= Diego de Castilla =

Spanish cleric

Diego de Castilla (1510/15 – 1584) was a Spanish cleric who served as dean of Toledo Cathedral. He was a patron of the painter El Greco.

==Family==
Castilla inherited the position of dean of Toledo on the death of his father in 1545.
Castilla was of Jewish blood, and this became a major issue for him in 1547, when Juan Martínez Silíceo the archbishop of Toledo, passed a statute of cleanliness of blood, excluding from ecclesiastical office and benefices anyone with a trace of Jewish lineage over four generations. Therefore, Castilla developed an obsession for genealogy, working tirelessly to prove his family's links to Spain's medieval kings.

==Patron of the arts==
On 2 July 1577, El Greco was formally engaged by Diego de Castilla to paint three altarpieces for the church of a Cistercian convent, the Monastery of Santo Domingo el Antiguo in Toledo.

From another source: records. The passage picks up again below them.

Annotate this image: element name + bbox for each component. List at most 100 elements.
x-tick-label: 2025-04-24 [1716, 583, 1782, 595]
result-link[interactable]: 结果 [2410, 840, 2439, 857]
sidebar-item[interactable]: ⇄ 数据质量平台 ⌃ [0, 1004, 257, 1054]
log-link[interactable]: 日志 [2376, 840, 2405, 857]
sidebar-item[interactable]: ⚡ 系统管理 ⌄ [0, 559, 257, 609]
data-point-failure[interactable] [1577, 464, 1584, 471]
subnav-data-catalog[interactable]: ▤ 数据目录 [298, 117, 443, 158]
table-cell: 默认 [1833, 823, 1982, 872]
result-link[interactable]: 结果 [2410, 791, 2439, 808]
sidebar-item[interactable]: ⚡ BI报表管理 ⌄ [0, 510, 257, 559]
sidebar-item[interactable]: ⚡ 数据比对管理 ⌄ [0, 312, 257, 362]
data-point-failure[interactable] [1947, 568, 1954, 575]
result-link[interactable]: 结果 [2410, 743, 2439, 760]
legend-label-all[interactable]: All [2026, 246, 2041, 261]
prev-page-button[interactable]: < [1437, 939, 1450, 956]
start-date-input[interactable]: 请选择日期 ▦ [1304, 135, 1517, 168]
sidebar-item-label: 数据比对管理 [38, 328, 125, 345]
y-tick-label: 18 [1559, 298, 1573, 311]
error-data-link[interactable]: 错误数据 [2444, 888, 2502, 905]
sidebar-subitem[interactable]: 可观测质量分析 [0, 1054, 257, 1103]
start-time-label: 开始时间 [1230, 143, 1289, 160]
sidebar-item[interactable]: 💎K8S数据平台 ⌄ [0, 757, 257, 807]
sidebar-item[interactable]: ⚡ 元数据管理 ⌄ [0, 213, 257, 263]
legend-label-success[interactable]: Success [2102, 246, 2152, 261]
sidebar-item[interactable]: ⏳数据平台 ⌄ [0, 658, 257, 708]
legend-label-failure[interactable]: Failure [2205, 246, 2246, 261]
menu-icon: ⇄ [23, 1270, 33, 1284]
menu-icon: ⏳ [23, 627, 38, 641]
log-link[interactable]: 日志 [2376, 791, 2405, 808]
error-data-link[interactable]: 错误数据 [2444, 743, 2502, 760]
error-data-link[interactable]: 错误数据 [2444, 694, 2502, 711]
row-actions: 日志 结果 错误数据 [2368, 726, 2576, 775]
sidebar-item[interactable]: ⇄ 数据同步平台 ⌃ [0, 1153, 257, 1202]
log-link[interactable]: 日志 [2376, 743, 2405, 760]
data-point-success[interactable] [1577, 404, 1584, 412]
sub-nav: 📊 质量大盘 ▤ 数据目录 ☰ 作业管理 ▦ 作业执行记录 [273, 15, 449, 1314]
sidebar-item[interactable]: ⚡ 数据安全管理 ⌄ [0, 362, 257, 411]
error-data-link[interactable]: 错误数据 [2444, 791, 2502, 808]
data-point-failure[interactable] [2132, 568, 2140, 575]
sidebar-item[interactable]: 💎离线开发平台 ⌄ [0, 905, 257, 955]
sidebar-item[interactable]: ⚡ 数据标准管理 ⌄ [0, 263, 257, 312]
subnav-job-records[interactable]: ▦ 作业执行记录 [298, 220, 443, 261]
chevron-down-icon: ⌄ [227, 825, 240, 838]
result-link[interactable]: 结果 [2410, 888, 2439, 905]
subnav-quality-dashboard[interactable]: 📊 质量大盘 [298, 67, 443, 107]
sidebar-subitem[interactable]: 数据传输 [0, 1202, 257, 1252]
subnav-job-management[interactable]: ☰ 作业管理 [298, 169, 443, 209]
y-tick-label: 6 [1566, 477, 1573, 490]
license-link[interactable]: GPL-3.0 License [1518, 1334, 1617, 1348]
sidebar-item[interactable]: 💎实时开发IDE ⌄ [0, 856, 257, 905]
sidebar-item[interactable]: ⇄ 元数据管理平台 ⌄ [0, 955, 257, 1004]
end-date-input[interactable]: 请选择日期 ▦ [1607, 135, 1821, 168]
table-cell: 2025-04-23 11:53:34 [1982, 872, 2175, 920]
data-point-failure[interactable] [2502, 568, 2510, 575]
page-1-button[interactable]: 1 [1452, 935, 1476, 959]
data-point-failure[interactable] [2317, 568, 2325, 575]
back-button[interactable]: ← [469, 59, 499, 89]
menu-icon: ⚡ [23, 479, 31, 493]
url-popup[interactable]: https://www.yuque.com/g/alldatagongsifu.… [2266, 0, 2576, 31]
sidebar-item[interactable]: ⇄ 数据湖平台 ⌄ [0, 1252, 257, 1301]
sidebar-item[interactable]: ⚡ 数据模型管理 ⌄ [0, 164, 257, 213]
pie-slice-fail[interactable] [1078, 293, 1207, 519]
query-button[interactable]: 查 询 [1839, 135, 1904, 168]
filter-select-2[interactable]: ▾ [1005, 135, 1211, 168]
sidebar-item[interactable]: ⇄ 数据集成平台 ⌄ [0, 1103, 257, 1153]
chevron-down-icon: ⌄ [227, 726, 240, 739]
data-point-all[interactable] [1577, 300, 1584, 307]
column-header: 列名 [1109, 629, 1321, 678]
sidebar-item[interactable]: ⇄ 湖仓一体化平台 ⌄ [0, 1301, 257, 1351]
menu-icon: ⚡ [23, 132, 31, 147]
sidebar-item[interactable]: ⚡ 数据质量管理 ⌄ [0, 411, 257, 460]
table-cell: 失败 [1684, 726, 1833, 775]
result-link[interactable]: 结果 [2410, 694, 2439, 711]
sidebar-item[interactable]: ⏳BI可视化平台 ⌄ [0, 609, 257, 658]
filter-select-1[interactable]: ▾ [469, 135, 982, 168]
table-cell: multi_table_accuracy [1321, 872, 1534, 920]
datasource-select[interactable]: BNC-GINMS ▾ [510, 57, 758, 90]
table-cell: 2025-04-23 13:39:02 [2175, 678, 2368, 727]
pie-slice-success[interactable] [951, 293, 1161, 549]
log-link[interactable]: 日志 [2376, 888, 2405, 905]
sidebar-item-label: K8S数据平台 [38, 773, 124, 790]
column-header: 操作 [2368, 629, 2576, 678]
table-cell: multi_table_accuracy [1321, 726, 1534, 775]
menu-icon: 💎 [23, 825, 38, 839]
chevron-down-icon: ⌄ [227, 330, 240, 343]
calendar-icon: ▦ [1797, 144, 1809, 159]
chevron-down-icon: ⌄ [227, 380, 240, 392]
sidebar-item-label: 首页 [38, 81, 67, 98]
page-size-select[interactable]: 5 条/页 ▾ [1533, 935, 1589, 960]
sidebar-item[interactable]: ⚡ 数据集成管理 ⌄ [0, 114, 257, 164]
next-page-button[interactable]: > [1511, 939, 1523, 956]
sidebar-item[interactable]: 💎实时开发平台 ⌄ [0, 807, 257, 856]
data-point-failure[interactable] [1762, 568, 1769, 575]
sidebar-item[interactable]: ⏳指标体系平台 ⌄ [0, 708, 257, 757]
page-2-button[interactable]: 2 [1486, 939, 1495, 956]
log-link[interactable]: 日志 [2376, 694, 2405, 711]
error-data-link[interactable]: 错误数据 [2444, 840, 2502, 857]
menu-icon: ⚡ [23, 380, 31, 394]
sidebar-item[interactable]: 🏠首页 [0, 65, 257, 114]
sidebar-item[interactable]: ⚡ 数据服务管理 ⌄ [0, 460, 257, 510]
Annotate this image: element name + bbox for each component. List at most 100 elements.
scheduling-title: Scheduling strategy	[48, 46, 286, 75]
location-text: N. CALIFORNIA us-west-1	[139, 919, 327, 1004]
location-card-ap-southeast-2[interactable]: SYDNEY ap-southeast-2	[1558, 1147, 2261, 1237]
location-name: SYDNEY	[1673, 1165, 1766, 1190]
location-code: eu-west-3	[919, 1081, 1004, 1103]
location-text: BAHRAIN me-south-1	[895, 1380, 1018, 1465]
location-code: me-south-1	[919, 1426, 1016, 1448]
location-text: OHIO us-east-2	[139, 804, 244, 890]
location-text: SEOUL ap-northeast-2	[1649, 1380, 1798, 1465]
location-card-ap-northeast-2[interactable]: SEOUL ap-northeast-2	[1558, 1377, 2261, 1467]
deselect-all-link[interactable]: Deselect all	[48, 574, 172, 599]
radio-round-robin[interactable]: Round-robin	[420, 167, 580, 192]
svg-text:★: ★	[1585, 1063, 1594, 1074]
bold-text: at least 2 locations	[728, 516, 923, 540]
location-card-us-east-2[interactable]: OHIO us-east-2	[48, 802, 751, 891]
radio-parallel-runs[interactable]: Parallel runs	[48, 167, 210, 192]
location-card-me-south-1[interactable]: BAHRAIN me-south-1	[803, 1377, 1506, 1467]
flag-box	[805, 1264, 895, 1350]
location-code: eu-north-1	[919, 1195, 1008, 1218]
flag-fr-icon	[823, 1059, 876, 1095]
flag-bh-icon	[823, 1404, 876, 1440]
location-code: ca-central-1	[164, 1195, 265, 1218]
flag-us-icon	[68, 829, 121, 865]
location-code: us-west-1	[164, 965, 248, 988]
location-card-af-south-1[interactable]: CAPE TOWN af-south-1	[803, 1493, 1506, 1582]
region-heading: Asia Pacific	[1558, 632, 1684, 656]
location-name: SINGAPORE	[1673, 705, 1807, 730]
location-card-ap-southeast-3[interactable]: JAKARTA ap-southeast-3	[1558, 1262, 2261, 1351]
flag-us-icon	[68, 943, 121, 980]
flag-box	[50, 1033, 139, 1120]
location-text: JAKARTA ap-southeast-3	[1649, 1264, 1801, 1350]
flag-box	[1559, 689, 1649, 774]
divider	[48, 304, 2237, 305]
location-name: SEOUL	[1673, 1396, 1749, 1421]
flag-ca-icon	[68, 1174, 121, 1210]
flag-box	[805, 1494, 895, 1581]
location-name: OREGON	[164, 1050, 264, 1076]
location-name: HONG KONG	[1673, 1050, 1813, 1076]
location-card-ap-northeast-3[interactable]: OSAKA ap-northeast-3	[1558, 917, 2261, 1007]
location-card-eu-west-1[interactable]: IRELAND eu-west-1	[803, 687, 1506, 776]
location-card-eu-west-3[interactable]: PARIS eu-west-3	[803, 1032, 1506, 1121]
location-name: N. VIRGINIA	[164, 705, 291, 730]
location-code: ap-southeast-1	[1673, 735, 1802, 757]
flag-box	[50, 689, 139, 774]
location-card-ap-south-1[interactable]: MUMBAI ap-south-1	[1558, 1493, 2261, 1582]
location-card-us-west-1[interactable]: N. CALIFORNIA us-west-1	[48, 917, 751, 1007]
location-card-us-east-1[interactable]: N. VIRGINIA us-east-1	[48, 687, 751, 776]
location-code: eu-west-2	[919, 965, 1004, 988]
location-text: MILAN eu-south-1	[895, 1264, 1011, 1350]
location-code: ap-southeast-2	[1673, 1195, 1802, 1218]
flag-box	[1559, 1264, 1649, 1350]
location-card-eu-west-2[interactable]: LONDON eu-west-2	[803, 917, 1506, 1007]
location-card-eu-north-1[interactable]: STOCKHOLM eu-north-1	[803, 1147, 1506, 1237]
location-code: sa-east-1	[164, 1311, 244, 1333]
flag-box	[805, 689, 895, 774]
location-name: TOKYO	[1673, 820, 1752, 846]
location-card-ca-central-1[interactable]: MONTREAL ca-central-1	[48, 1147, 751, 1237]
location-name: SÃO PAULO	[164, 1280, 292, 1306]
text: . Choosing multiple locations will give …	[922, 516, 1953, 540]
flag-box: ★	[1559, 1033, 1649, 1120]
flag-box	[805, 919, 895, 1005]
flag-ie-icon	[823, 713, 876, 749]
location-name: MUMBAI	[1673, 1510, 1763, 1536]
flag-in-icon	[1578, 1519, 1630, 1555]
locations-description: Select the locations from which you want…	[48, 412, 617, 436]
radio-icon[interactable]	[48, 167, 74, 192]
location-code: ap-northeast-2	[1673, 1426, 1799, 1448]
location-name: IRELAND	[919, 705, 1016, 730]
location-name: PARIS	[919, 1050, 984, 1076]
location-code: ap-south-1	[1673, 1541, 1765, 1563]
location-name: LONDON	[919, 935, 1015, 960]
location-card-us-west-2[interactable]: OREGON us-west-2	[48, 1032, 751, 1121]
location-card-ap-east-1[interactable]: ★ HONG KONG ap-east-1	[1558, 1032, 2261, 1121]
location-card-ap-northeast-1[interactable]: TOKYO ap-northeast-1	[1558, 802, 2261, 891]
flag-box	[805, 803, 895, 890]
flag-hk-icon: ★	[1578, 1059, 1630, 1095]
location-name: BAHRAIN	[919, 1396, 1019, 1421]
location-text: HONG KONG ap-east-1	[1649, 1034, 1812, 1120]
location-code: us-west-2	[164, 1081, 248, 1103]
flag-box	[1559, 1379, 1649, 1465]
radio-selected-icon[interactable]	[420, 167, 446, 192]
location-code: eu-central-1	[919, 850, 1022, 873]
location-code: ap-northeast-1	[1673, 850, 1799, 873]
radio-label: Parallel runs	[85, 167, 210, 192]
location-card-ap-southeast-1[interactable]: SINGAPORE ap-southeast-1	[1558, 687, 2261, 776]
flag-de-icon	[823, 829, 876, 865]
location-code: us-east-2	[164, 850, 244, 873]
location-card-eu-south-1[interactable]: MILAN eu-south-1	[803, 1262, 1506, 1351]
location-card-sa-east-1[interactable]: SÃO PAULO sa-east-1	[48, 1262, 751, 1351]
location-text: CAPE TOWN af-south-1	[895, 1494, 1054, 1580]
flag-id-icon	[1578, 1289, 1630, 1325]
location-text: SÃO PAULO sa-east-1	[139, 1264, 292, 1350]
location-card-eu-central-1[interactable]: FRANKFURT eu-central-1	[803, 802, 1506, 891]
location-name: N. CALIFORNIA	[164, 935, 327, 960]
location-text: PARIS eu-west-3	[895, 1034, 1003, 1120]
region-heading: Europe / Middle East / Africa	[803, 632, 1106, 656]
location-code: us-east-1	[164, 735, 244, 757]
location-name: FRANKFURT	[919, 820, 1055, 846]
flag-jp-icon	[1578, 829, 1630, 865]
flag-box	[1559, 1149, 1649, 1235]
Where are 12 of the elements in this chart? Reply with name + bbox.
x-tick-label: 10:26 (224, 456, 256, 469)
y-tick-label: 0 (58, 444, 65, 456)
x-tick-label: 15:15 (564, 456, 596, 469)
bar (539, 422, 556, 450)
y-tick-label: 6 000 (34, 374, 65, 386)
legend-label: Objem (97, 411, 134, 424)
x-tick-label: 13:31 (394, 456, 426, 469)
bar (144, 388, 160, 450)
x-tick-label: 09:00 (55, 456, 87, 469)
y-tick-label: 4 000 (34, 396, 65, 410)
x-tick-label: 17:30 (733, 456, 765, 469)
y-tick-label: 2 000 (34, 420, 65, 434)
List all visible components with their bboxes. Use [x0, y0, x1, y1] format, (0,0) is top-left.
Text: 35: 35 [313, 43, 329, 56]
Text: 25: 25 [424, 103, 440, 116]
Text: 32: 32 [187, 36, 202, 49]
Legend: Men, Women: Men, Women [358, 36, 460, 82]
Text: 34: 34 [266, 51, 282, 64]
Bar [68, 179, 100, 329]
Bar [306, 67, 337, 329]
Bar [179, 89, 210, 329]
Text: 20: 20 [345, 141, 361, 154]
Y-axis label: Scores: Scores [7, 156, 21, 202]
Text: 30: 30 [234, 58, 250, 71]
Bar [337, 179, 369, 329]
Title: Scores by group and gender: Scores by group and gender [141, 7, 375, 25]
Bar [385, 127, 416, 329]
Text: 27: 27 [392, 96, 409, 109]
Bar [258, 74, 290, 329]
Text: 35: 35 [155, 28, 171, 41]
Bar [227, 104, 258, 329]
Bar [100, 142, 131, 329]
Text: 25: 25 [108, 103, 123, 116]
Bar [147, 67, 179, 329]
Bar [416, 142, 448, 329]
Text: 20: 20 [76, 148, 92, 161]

The main altarpiece included images of the Assumption of the Virgin and The Trinity, subjects of central theological importance. Mark Irving regards these commissions as "a public declaration that he, a leading national figure in the battle against the Protestant heresy, could be trusted to support the theological argument of the Catholic church".

El Greco also undertook the renowned El Espolio as a commission from Castilla.